Suppose we have three events, $A,X,Y$, and suppose we wish to compute $P[A|X\land Y]$, along with its relatives, $P[A|X\land \neg Y], P[A|\neg X \land Y], P[A|\neg X \land\neg Y]$. We’re given the following probabilities:
- $P[A|X]$
- $P[A|\neg X]$
- $P[A| Y]$
- $P[A|\neg Y]$
We also understand how $X$ and $Y$ interact with just each other, and how the act on their own. For example, we know things like $P[X\land Y], P[X\land \neg Y]$, P[X], etc.
My solution involved attempting to set up a system for the four values we wish to find. The proof of one of the equations is shown below, with the others found similarly.
$$P[A\land X]=P[A\land X\land Y]+ P[A\land X\land \neg Y]$$ $$P[X]P[A|X]=P[X\land Y]P[A| X\land Y] + P[A|X \land \neg Y]P[A|X\land \neg Y]$$
We can then construct similar equations for each of the 4 given conditionals involving $A$:
$$ \begin{cases} P[X]P[A|X]=P[X\land Y]P[A| X\land Y] + P[A|X \land \neg Y]P[A|X\land \neg Y] \\ P[\neg X]P[A|\neg X]=P[\neg X\land Y]P[A| \neg X\land Y] + P[A|\neg X \land \neg Y]P[A|\neg X\land \neg Y] \\ P[Y]P[A|Y]=P[X\land Y]P[A| X\land Y] + P[A|\neg X \land Y]P[A|\neg X\land Y] \\ P[\neg Y]P[A|\neg Y]=P[X\land \neg Y]P[A| X\land \neg Y] + P[A|\neg X \land \neg Y]P[A|\neg X\land \neg Y] \\ \end{cases} $$
While we have four equations and four unknowns, the equations are not linearly independent. For example, $\text{eq}4=\text{eq}1+\text{eq}2-\text{eq}3$.
Is there are way to get these probabilities?

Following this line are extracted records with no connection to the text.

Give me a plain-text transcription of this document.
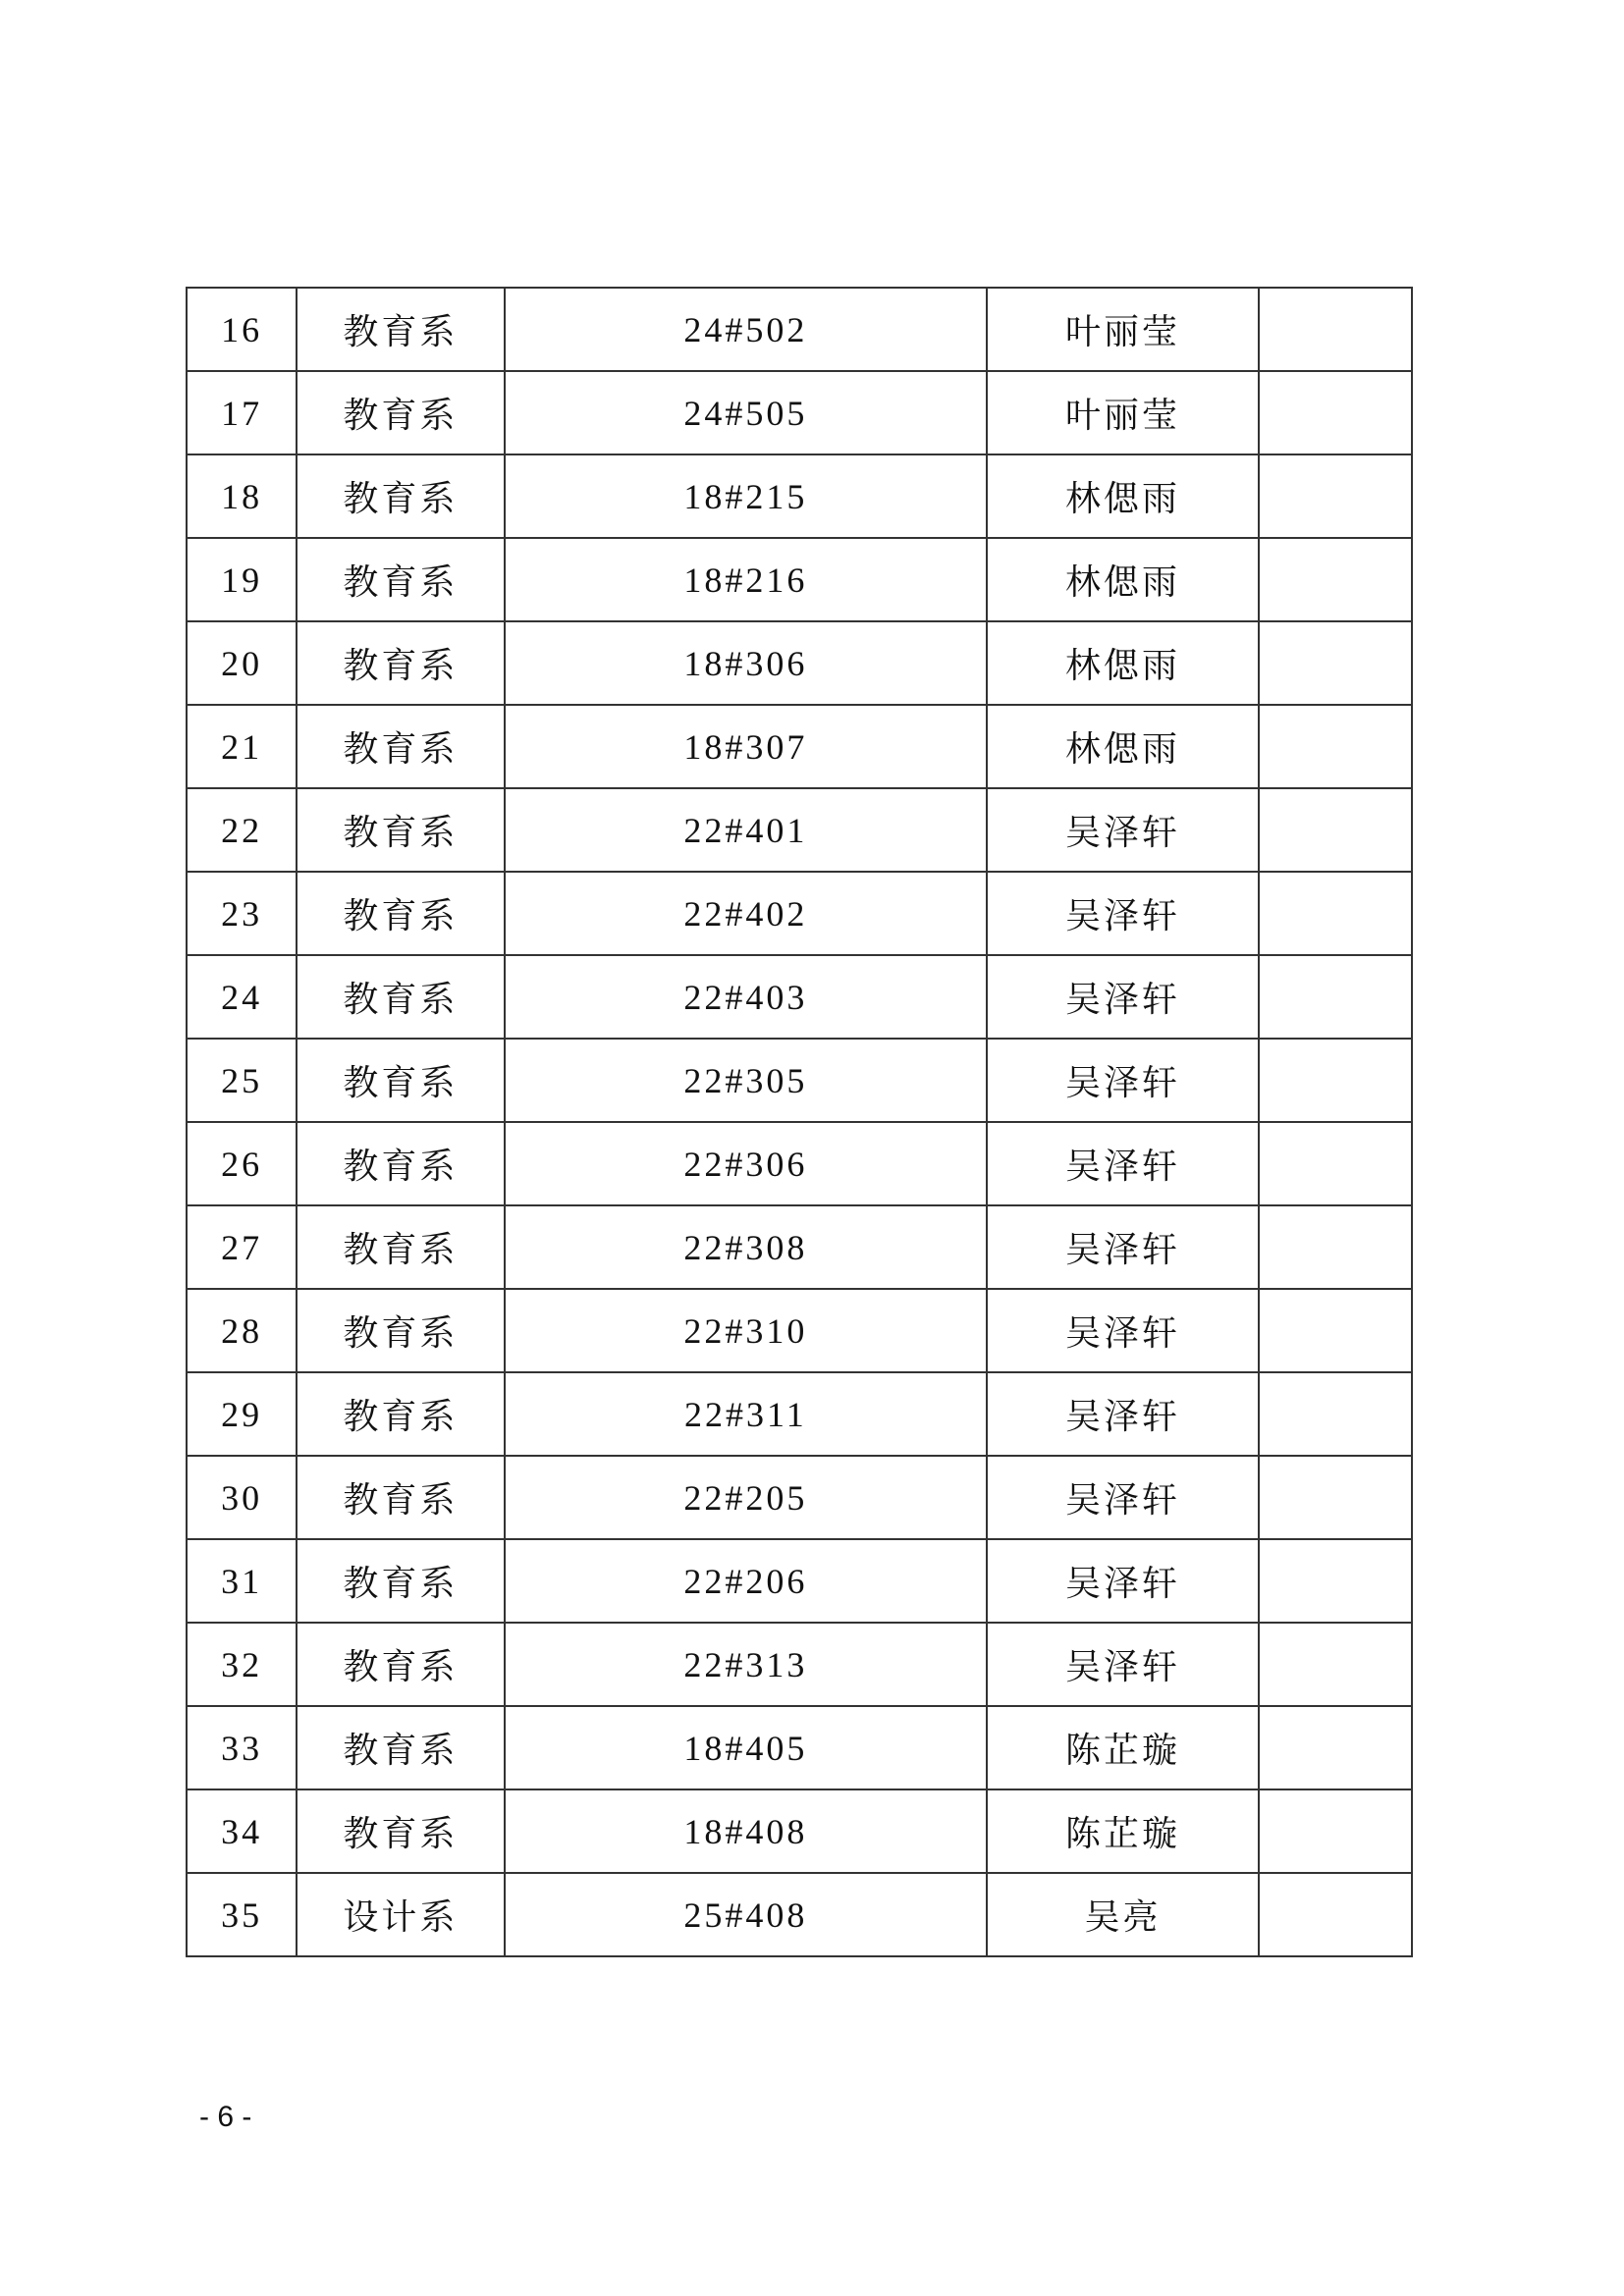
16	教育系	24#502	叶丽莹	
17	教育系	24#505	叶丽莹	
18	教育系	18#215	林偲雨	
19	教育系	18#216	林偲雨	
20	教育系	18#306	林偲雨	
21	教育系	18#307	林偲雨	
22	教育系	22#401	吴泽轩	
23	教育系	22#402	吴泽轩	
24	教育系	22#403	吴泽轩	
25	教育系	22#305	吴泽轩	
26	教育系	22#306	吴泽轩	
27	教育系	22#308	吴泽轩	
28	教育系	22#310	吴泽轩	
29	教育系	22#311	吴泽轩	
30	教育系	22#205	吴泽轩	
31	教育系	22#206	吴泽轩	
32	教育系	22#313	吴泽轩	
33	教育系	18#405	陈芷璇	
34	教育系	18#408	陈芷璇	
35	设计系	25#408	吴亮	
- 6 -
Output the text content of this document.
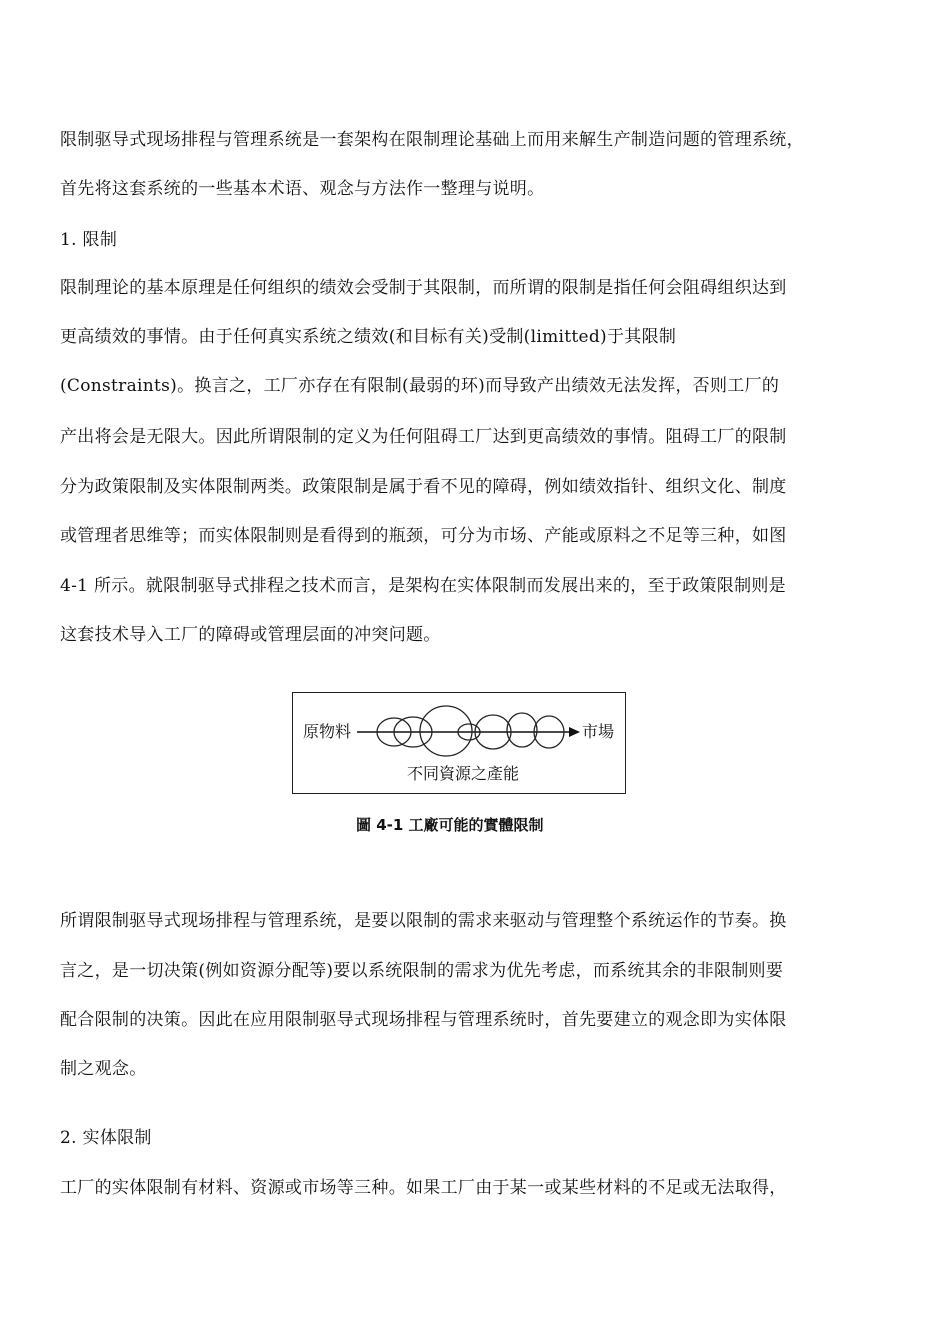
限制驱导式现场排程与管理系统是一套架构在限制理论基础上而用来解生产制造问题的管理系统，
首先将这套系统的一些基本术语、观念与方法作一整理与说明。
1. 限制
限制理论的基本原理是任何组织的绩效会受制于其限制，而所谓的限制是指任何会阻碍组织达到
更高绩效的事情。由于任何真实系统之绩效(和目标有关)受制(limitted)于其限制
(Constraints)。换言之，工厂亦存在有限制(最弱的环)而导致产出绩效无法发挥，否则工厂的
产出将会是无限大。因此所谓限制的定义为任何阻碍工厂达到更高绩效的事情。阻碍工厂的限制
分为政策限制及实体限制两类。政策限制是属于看不见的障碍，例如绩效指针、组织文化、制度
或管理者思维等；而实体限制则是看得到的瓶颈，可分为市场、产能或原料之不足等三种，如图
4-1 所示。就限制驱导式排程之技术而言，是架构在实体限制而发展出来的，至于政策限制则是
这套技术导入工厂的障碍或管理层面的冲突问题。
原物料	市場
不同資源之產能
圖 4-1 工廠可能的實體限制
所谓限制驱导式现场排程与管理系统，是要以限制的需求来驱动与管理整个系统运作的节奏。换
言之，是一切决策(例如资源分配等)要以系统限制的需求为优先考虑，而系统其余的非限制则要
配合限制的决策。因此在应用限制驱导式现场排程与管理系统时，首先要建立的观念即为实体限
制之观念。
2. 实体限制
工厂的实体限制有材料、资源或市场等三种。如果工厂由于某一或某些材料的不足或无法取得，
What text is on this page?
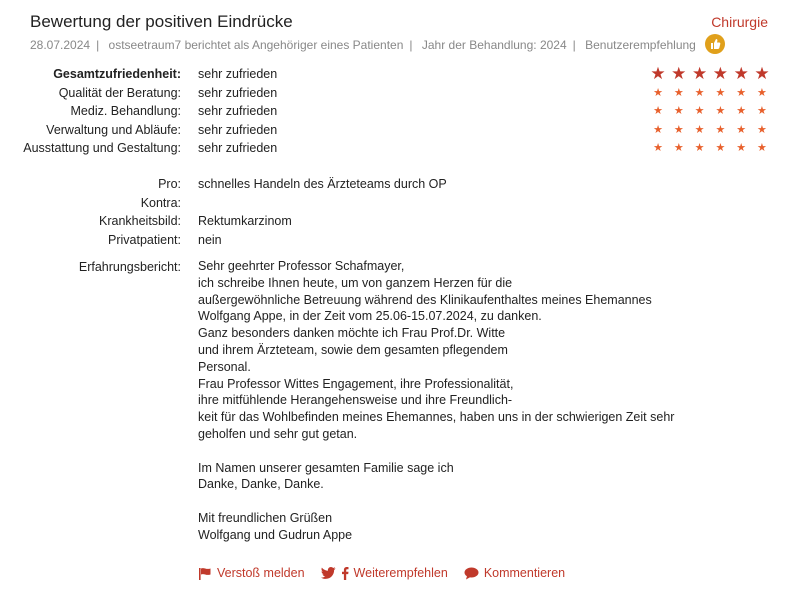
Bewertung der positiven Eindrücke	Chirurgie
28.07.2024 | ostseetraum7 berichtet als Angehöriger eines Patienten | Jahr der Behandlung: 2024 | Benutzerempfehlung
Gesamtzufriedenheit: sehr zufrieden	★ ★ ★ ★ ★ ★
Qualität der Beratung: sehr zufrieden	★ ★ ★ ★ ★ ★
Mediz. Behandlung: sehr zufrieden	★ ★ ★ ★ ★ ★
Verwaltung und Abläufe: sehr zufrieden	★ ★ ★ ★ ★ ★
Ausstattung und Gestaltung: sehr zufrieden	★ ★ ★ ★ ★ ★
Pro: schnelles Handeln des Ärzteteams durch OP
Kontra:
Krankheitsbild: Rektumkarzinom
Privatpatient: nein
Erfahrungsbericht: Sehr geehrter Professor Schafmayer,
ich schreibe Ihnen heute, um von ganzem Herzen für die
außergewöhnliche Betreuung während des Klinikaufenthaltes meines Ehemannes
Wolfgang Appe, in der Zeit vom 25.06-15.07.2024, zu danken.
Ganz besonders danken möchte ich Frau Prof.Dr. Witte
und ihrem Ärzteteam, sowie dem gesamten pflegendem
Personal.
Frau Professor Wittes Engagement, ihre Professionalität,
ihre mitfühlende Herangehensweise und ihre Freundlich-
keit für das Wohlbefinden meines Ehemannes, haben uns in der schwierigen Zeit sehr
geholfen und sehr gut getan.
Im Namen unserer gesamten Familie sage ich
Danke, Danke, Danke.
Mit freundlichen Grüßen
Wolfgang und Gudrun Appe
Verstoß melden	Weiterempfehlen	Kommentieren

I’m leaning towards no, but it’s possible there’s an equation I can throw in that would make the system possible, and I just can’t find that equation.
If it is impossible, what information do you need to compute these probabilities normally? What are the formulas typically used to deal with more complicated conditionals?
You can't calculate the probabilities like $P(A \mid X \land Y)$ in general because you can't distinguish between cases like the two below. In case 1, $P(A \mid X \land Y) < 1$, but in case 2, $P(A \mid X \land Y) = 1$.